As línguas de sinais do Brasil e de Portugal são realmente muito diferentes. São línguas de sinais que podem ser aprendidas pelos surdos brasileiros e surdos portugueses para que possamos garantir trocas sociais e acadêmicas. A oportunidade de haver projetos bilíngues intermodais entre os dois países é muito interessante. Essa seria a forma de aproximar ainda mais as parcerias entre os dois países relacionadas aos estudos das línguas de sinais. Na verdade, é uma grande vantagem termos línguas de sinais tão distintas, pois isso torna a relação de pesquisa ainda mais interessante. Por exemplo, no momento estamos com uma parceria entre a UFSC e a UCP para a realização de pesquisas com crianças adquirindo a LGP e a LP que poderão ser comparadas e contrastadas com as crianças adquirindo a Libras e a LP no Brasil. Como as duas línguas de sinais são diferentes, poderemos analisar contrastes e concluir questões relativas à especificidade e a universalidade das línguas de sinais. O fato de termos a LP em comum facilita a nossa relação. Assim, não vejo como problema que as línguas de gestuais sejam diferentes, mas sim como vantagem. Com certeza teremos muito a contribuir com os estudos de línguas de sinais no mundo se produzirmos pesquisas comparativas com a LGP e a Libras.

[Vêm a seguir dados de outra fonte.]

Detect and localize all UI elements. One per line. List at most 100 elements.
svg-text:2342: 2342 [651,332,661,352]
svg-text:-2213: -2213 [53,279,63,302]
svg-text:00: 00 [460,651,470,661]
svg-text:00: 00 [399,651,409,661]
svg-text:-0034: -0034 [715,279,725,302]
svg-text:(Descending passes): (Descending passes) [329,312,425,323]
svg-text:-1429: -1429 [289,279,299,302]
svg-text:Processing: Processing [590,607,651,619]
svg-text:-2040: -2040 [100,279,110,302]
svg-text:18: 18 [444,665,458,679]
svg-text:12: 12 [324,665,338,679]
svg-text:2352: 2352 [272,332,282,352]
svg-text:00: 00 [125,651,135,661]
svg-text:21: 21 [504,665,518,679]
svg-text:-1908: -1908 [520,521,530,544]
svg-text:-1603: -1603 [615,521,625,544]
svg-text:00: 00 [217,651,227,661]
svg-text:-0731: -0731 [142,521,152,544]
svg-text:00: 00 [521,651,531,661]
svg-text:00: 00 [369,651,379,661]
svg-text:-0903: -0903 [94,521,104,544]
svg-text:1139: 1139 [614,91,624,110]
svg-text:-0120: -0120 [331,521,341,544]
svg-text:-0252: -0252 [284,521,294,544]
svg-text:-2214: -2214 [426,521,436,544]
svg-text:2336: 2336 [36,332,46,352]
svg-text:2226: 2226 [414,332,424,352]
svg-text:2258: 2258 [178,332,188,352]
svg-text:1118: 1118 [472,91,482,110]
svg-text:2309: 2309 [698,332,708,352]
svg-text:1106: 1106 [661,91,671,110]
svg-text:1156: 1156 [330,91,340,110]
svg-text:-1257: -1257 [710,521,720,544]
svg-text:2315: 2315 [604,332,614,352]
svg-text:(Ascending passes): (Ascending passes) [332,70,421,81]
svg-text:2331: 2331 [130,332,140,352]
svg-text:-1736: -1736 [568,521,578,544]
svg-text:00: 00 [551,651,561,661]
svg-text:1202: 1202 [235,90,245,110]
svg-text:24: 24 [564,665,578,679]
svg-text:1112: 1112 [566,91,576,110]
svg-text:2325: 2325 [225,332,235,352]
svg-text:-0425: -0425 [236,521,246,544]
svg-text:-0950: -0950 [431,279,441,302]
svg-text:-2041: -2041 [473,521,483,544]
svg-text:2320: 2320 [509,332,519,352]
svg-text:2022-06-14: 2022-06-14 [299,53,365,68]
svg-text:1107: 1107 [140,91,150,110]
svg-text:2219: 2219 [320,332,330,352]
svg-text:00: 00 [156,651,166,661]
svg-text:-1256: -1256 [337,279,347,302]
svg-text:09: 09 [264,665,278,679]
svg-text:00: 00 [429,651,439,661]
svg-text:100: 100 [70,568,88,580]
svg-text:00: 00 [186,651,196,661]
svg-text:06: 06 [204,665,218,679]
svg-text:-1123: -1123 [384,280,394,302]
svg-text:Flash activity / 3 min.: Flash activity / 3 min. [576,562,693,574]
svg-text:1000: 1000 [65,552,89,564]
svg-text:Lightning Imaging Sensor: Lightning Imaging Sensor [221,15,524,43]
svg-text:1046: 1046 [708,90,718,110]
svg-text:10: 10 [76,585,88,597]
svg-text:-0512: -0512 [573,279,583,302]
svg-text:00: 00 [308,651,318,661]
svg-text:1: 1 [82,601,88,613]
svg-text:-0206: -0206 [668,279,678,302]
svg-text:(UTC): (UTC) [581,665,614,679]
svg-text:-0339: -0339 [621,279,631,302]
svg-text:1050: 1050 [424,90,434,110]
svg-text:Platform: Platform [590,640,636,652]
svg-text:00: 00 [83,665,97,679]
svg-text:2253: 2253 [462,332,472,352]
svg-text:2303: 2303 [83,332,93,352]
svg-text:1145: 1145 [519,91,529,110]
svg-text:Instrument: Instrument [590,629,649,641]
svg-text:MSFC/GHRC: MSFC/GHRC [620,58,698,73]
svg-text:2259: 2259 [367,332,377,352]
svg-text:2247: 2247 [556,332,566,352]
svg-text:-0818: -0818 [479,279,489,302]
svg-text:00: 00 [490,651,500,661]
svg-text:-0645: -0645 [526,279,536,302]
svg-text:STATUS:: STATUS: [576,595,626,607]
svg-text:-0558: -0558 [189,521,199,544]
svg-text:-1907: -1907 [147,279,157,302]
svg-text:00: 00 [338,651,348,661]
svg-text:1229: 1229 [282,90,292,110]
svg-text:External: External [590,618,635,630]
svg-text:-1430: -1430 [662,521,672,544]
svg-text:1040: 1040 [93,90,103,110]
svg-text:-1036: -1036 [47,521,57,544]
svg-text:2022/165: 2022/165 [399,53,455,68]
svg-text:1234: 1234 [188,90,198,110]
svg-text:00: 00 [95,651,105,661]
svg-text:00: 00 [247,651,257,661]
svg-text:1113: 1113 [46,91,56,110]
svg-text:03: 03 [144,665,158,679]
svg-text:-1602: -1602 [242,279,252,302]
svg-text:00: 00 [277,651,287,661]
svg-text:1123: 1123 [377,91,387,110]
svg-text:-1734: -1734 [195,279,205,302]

Em Portugal, os organismos públicos só agora começam a despertar para a necessidade de criar mais acessibilidades para a comunidade surda. Qual é, actualmente, a situação no Brasil?

No Brasil, temos a Lei 10.436 de 2002 que é uma lei que reconhece a Libras como língua nacional. Essa Lei contou com um Decreto que a regulamentou, Decreto 5626 de 2005. As ações previstas neste decreto são altamente favoráveis a consolidação da Libras no Brasil. A exemplo disso, tivemos a criação do Curso de Letras Libras para formar professores de Libras e para formar Tradutores e Intérpretes de Libras em nível de graduação (Licenciatura e Bacharelado). Tivemos fomento para formar pesquisadores na área da Educação de Surdos, na área da Linguística aplicada à Libras e na área dos Estudos da Tradução e Interpretação para o desenvolvimento de estudos relativos a tradução e interpretação de Libras. Tivemos também a contratação de professores de Libras para atuar em vários cursos de formação de professores em todas as áreas da educação, nas universidades brasileiras. Esses tipos de ações tem tido impacto direto na vida dos surdos brasileiros.

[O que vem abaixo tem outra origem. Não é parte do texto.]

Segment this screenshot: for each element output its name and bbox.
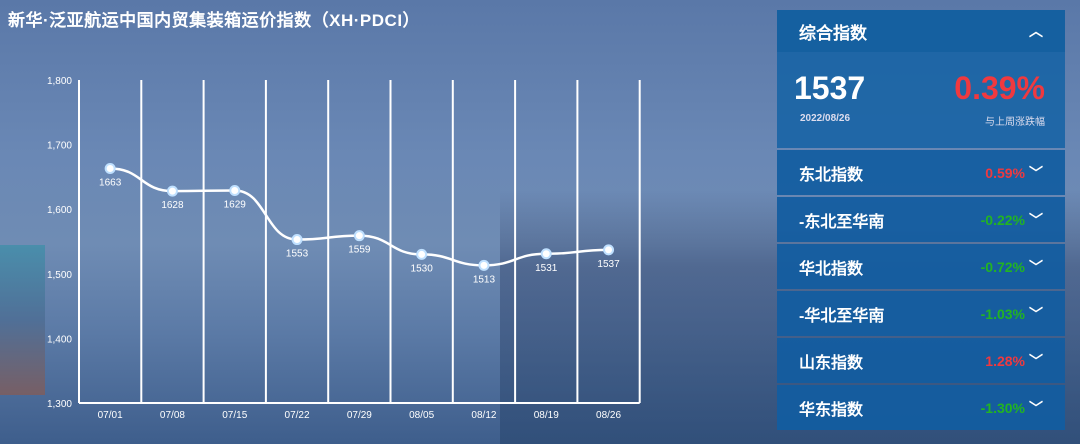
y-tick-label: 1,300 [47, 399, 72, 410]
chevron-down-icon[interactable]: ﹀ [1029, 211, 1043, 228]
x-tick-label: 08/26 [596, 410, 621, 421]
data-point [603, 244, 615, 256]
data-label: 1628 [161, 200, 184, 211]
sub-index-change: -1.03% [980, 305, 1025, 322]
x-tick-label: 07/15 [222, 410, 247, 421]
chevron-up-icon[interactable]: ︿ [1029, 23, 1043, 39]
sub-index-label: 东北指数 [799, 166, 864, 184]
data-label: 1559 [348, 245, 371, 256]
sub-index-row[interactable]: 华东指数 -1.30% ﹀ [777, 385, 1065, 430]
chevron-down-icon[interactable]: ﹀ [1029, 164, 1043, 181]
data-label: 1513 [473, 274, 496, 285]
data-label: 1531 [535, 263, 558, 274]
data-point [104, 163, 116, 175]
sub-index-change: 1.28% [985, 352, 1025, 369]
index-panel: 综合指数 ︿ 1537 2022/08/26 0.39% 与上周涨跌幅 东北指数 0… [777, 10, 1065, 430]
x-tick-label: 08/19 [534, 410, 559, 421]
weekly-change-label: 与上周涨跌幅 [985, 117, 1045, 128]
data-label: 1663 [99, 178, 122, 189]
sub-index-label: 山东指数 [799, 354, 864, 372]
data-label: 1530 [411, 263, 434, 274]
data-point [166, 185, 178, 197]
composite-index-card: 1537 2022/08/26 0.39% 与上周涨跌幅 [777, 52, 1065, 148]
data-label: 1629 [224, 199, 247, 210]
x-tick-label: 07/22 [285, 410, 310, 421]
line-chart: 1,300 1,400 1,500 1,600 1,700 1,800 1663 07/01 1… [47, 76, 621, 421]
data-point [478, 259, 490, 271]
sub-index-label: 华北指数 [799, 260, 864, 278]
x-tick-label: 08/05 [409, 410, 434, 421]
x-tick-label: 07/01 [98, 410, 123, 421]
y-tick-label: 1,400 [47, 334, 72, 345]
data-point [291, 234, 303, 246]
sub-index-label: -华北至华南 [799, 307, 885, 325]
data-point [353, 230, 365, 242]
header-label: 综合指数 [799, 23, 867, 43]
data-label: 1537 [597, 259, 620, 270]
x-tick-label: 07/29 [347, 410, 372, 421]
data-point [229, 184, 241, 196]
sub-index-label: -东北至华南 [799, 213, 885, 231]
data-point [540, 248, 552, 260]
data-label: 1553 [286, 249, 309, 260]
data-point [416, 248, 428, 260]
sub-index-row[interactable]: -华北至华南 -1.03% ﹀ [777, 291, 1065, 336]
y-tick-label: 1,600 [47, 205, 72, 216]
chevron-down-icon[interactable]: ﹀ [1029, 305, 1043, 322]
sub-index-change: 0.59% [985, 164, 1025, 181]
background-containers [0, 245, 45, 395]
sub-index-row[interactable]: 山东指数 1.28% ﹀ [777, 338, 1065, 383]
y-tick-label: 1,800 [47, 76, 72, 87]
sub-index-change: -1.30% [980, 399, 1025, 416]
sub-index-row[interactable]: 华北指数 -0.72% ﹀ [777, 244, 1065, 289]
sub-index-label: 华东指数 [799, 401, 864, 419]
index-value: 1537 [794, 70, 866, 106]
y-tick-label: 1,500 [47, 270, 72, 281]
x-tick-label: 07/08 [160, 410, 185, 421]
sub-index-change: -0.72% [980, 258, 1025, 275]
chevron-down-icon[interactable]: ﹀ [1029, 399, 1043, 416]
weekly-change: 0.39% [954, 70, 1045, 106]
chevron-down-icon[interactable]: ﹀ [1029, 352, 1043, 369]
page-title: 新华·泛亚航运中国内贸集装箱运价指数（XH·PDCI） [8, 11, 421, 30]
sub-index-row[interactable]: 东北指数 0.59% ﹀ [777, 150, 1065, 195]
composite-index-header[interactable]: 综合指数 ︿ [777, 10, 1065, 52]
index-date: 2022/08/26 [800, 113, 851, 124]
sub-index-row[interactable]: -东北至华南 -0.22% ﹀ [777, 197, 1065, 242]
chevron-down-icon[interactable]: ﹀ [1029, 258, 1043, 275]
y-tick-label: 1,700 [47, 141, 72, 152]
sub-index-change: -0.22% [980, 211, 1025, 228]
x-tick-label: 08/12 [471, 410, 496, 421]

Nesse sentido, o que pode Portugal aprender com o Brasil; e vice-versa?

O Curso de LGP da UCP já é fruto de uma visita à UFSC. Eu acredito que Portugal pode aprender sobre como multiplicar a formação de pesquisadores e de formadores de profissionais em todas as regiões do país, assim como tem nos a ensinar sobre como sustentar as associações de surdos. Além disso, podemos sim estabelecer parcerias para avançar nos estudos das duas línguas de sinais contribuindo uns com os outros.

Nos últimos anos tem vindo algumas vezes a Portugal, nomeadamente a convite da Universidade Católica. Que percepção tem do desenvolvimento da Língua Gestual Portuguesa?

O grande avanço da UCP foi abrir um espaço de formação de professores de LGP específico aos surdos portugueses. É fundamental planejarmos ações para formar os próprios surdos sobre a sua língua para garantir que esse conhecimento seja devidamente disseminado. Além disso, ao formar professores de LGP, estamos também abrindo o espaço para formar pesquisadores de LGP que sejam “sinalizantes” nativos desta língua.

Que sugestões deixa ao nosso país para uma melhor integração da comunidade surda?

Os surdos precisam ter oportunidade de acesso à formação para se tornarem tão qualificados quanto as demais pessoas do seu país. Com a devida qualificação, os surdos passam a estar a frente das mesas de discussão, bem como do ensino e da pesquisa, relativos às questões diretamente relacionadas com sua língua. Assim, eles deixam de ser convidados e passam a ser participantes ativos dos processos de decisão. Para que isso aconteça, os processos de seleção e promoção devem ser na sua língua, ou seja, na LGP. Essa é a chave para a formação de surdos qualificados. A UCP está fazendo isso com o Curso de LGP. Lembro que jamais a Língua Portuguesa pode ser o fator de exclusão de surdos. Isso não significa que a Língua Portuguesa não tenha um papel importante na formação dos surdos portugueses, mas sim que não seja a razão de sua exclusão. Para isso, os espaços precisam ser previstos na LGP.